The whole angle mode gyroscope (WAMG) is considered to be the next generation architecture, but it is suffered from the asymmetry errors to conduct real products. This paper proposes a novel high frequency injection based approach for the error parameters online identification for the WAMG. The significance is that it can separate physical and error fingerprints to enable online calibration. The nonlinear WAMG dynamics are discretized to meet the requirement of numerical precision and computation efficiency. The optimized estimation methods are then constructed and compared to track asymmetry error parameters continuously. In the validation part, its results firstly prove that the proposed scheme can accurately identify constant asymmetry parameters with an overall tracking error of less than 1 ppm and the extreme numerical convergence can reach 10 −12 ppm. Under the dynamic asymmetry variation condition, the root mean square errors (RMSE) indicate that the tracking accuracy can reach the level of 10 −3 , which shows the robustness of the proposed scheme.
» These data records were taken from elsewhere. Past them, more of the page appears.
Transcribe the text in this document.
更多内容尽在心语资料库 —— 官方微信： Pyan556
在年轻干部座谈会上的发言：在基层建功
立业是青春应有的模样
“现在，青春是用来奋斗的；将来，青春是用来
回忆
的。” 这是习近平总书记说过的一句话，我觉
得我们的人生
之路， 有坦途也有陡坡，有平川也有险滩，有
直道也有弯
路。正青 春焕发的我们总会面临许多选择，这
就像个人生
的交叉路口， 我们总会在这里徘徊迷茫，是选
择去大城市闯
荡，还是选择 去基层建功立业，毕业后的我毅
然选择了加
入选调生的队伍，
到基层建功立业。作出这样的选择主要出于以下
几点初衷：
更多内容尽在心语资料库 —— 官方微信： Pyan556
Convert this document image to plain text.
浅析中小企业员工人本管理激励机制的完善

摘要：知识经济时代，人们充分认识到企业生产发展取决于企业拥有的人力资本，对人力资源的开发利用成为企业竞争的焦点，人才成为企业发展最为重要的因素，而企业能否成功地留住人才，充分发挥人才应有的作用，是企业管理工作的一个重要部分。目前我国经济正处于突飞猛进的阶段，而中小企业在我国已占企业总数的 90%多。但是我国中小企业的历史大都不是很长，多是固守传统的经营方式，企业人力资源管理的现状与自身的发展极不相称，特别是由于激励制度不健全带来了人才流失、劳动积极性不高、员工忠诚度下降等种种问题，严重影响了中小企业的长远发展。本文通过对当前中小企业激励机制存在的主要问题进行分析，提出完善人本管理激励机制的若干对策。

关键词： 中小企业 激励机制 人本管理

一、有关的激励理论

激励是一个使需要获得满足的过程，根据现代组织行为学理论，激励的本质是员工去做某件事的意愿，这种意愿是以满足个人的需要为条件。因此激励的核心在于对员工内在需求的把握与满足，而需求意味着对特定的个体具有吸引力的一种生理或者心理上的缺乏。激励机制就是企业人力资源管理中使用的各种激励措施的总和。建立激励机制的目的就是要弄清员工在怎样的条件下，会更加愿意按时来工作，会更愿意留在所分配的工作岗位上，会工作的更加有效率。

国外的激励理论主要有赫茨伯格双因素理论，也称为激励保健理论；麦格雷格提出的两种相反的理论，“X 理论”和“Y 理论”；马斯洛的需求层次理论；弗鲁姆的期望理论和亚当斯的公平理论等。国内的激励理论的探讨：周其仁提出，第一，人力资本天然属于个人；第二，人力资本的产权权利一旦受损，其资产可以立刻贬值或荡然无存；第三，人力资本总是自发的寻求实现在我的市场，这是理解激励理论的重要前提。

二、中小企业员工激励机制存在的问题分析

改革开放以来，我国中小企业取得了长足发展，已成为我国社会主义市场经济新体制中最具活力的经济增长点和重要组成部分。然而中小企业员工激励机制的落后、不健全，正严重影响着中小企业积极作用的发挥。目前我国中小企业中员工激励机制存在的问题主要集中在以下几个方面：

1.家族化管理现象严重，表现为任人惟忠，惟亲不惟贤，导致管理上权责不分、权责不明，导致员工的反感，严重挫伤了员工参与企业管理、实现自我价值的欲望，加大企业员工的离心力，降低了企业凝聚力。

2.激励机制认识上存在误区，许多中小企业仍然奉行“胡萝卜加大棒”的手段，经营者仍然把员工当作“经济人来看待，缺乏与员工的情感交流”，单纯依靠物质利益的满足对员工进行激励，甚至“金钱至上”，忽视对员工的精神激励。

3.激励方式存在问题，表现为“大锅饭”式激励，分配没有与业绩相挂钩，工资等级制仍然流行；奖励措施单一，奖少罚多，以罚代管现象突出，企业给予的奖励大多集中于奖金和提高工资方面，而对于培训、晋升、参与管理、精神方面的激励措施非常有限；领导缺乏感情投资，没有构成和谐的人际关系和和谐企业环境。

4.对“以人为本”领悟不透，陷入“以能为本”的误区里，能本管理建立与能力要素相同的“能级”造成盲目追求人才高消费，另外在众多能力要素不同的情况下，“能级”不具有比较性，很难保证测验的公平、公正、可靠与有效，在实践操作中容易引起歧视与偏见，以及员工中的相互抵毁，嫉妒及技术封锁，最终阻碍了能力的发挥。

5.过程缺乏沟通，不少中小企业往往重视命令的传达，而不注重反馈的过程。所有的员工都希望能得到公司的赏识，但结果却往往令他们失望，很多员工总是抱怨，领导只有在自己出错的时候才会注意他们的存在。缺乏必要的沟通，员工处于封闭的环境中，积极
In summary, the proposed method can effectively estimate the WAMG asymmetry errors online with satisfied performance and practical values. • A high frequency injection approach for whole angle mode gyroscope is proposed which can estimate asymmetry errors online. • Optimized discrete gyroscope models and estimation algorithms are developed to implement the high frequency based approach. • The validation proves the feasibility and performance of this solution, which has practical values to gyroscope designers.